Mr. Ransom shall continue providing aggressive, effective and experienced representation in all areas of criminal defense; including misdemeanors, gross misdemeanors and felonies.  Please contact him at (360) 671-8500 for a free consultation.

State v. Grier: Ineffective Assistance of Counsel

February 17th, 2011

Interesting. 

WA Supremes held that a defense attorney’s ”all or nothing” approach, in which “lesser included” jury instructions were rejected, was a legitimate trial tactic and did not constitute ineffective assistance of counsel (IAC) under the state or federal constitutions. Trial courts are not required to provide lesser included instructions in the absence of a request for such instructions.

http://www.courts.wa.gov/opinions/index.cfm?fa=opinions.showOpinion&filename=834521MAJ

Defendant Kristina Grier was charged with Murder in the 2nd degree following a fight she had with the victim Gregory Owen.  earlier, they were drinking with a group of people at Grier’s home.  Owen was alleged to have stolen several items from Grier, during the course of the evening.  Some of these items included three guns.  Grier and her son confronted Owen.  A fight broke out.  Unfortunately, a gun went off, killing Owen.

At trial, Grier’s defense attorney withdrew his earlier request for a jury instruction on the lesser offense of Assault.  As a result, the jury was not instructed on those offenses.  The jury convicted Grier of murder.  The case went up for appeal on the issue of whether Grier’s defense attorney was ineffective.  The Court of Appeals reversed Grier’s conviction.  They believed Grier’s attorney was ineffective because he failed to request instructions on the lesser included offenses.

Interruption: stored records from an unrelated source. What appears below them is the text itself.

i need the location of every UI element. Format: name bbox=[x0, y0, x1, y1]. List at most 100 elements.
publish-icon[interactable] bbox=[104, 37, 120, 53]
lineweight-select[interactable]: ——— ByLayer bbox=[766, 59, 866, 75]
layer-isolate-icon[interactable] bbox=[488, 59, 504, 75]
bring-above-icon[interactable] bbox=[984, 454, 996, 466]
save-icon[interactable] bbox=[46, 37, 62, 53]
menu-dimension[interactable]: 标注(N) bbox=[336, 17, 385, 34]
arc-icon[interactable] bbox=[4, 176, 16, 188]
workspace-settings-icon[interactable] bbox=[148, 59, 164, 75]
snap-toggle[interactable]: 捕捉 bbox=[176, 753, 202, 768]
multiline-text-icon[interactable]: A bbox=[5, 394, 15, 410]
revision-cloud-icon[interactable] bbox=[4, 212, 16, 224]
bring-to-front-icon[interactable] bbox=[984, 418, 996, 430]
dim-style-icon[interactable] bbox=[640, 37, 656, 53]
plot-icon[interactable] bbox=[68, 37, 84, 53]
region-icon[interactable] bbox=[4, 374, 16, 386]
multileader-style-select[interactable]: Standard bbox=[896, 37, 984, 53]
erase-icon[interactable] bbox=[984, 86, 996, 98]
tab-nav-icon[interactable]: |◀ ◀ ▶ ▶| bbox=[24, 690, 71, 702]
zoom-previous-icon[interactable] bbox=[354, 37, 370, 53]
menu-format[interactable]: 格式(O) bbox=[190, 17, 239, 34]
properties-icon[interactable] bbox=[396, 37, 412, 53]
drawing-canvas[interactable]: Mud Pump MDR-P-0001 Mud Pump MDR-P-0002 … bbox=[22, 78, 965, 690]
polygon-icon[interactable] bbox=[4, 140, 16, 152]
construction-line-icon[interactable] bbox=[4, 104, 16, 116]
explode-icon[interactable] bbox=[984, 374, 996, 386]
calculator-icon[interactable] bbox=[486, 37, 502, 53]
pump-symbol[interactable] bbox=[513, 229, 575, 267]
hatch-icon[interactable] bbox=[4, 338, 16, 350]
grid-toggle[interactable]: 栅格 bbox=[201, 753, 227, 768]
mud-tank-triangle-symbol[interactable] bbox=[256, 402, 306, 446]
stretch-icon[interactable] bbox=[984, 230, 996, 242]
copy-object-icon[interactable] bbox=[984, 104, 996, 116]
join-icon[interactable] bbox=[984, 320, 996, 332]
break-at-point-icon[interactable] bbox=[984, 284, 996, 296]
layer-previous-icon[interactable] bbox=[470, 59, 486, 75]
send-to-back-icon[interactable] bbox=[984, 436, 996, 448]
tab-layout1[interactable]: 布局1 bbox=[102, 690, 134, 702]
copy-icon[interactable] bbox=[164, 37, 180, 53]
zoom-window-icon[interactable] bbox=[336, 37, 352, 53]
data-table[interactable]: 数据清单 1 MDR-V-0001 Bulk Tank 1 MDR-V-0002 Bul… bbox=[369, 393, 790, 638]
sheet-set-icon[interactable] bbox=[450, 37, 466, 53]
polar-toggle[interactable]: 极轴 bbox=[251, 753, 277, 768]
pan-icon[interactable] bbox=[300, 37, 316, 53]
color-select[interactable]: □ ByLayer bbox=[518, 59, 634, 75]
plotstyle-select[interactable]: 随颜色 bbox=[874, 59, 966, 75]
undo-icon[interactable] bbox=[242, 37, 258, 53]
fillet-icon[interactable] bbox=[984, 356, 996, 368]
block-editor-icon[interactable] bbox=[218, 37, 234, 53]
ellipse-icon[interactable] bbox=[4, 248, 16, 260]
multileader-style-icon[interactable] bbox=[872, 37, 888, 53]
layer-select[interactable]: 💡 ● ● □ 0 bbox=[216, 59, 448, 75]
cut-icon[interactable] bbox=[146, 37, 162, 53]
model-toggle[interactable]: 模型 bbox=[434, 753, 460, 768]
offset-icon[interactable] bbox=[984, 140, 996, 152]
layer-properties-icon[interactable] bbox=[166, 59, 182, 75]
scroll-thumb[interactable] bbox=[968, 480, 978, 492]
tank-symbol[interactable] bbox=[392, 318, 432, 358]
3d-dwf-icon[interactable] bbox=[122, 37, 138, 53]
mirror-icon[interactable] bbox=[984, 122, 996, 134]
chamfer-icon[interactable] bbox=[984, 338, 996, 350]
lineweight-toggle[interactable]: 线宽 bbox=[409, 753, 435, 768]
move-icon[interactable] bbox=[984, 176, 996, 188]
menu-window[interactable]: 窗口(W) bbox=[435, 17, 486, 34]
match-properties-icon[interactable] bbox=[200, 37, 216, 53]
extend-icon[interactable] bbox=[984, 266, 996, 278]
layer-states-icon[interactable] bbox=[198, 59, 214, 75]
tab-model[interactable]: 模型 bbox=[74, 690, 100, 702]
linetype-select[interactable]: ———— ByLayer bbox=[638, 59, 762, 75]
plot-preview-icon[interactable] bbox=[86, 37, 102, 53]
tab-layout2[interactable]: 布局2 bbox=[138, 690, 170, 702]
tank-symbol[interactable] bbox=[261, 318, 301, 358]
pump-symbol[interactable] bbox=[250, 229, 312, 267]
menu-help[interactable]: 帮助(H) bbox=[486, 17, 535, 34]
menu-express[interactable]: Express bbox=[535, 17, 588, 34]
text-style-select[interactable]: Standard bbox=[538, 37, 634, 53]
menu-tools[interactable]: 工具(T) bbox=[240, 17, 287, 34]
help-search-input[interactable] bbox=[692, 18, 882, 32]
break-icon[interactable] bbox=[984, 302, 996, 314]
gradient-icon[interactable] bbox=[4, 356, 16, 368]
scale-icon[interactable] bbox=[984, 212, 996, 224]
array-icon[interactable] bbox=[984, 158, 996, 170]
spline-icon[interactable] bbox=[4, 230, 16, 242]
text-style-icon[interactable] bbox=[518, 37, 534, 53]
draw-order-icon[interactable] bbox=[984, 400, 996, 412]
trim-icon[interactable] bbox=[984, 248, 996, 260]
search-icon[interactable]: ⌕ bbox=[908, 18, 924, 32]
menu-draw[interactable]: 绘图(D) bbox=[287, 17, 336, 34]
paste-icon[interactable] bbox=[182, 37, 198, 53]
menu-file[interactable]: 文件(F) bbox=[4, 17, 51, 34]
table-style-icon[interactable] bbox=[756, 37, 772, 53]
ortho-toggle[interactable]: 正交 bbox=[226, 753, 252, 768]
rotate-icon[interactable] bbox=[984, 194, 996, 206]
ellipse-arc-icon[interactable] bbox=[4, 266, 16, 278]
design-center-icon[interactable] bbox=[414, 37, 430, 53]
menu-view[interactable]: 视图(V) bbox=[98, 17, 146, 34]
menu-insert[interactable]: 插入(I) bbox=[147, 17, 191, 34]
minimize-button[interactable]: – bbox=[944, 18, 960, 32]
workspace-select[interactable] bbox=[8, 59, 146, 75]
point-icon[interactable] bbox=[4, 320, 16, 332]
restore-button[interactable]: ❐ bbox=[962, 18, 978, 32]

For those unfamiliar with criminal law practice, a “lesser included” offense shares some, but not all, of the elements of a greater criminal offense. Therefore, the greater offense cannot be committed without also committing the lesser offense. For example, Manslaughter is a lesser included offense of murder, assault is a lesser included offense of rape, and unlawful entry is a lesser included offense of Burglary.

The WA Supremes ruled Grier’s attorney’s decision to withdraw the lesser included offense instructions did not prevent her from raising an ineffective assistance claim.  The court also held that defense counsel’s “all or nothing” approach was a legitimate trial tactic and was not IAC.  The court vacated the Court of Appeals decision.

My opinion?  Interesting decision.  It’s difficult to play “Monday Morning Quarterback” and call a defense attorney’s trial tactics ineffective simply because the defendant lost at trial.  What if the defense attorney wanted the jury instruction and Grier was convicted?  Would she appeal the case anyway, and call her attorney ineffective because she was convicted on the lesser charge?  Good decision, WA Supremes.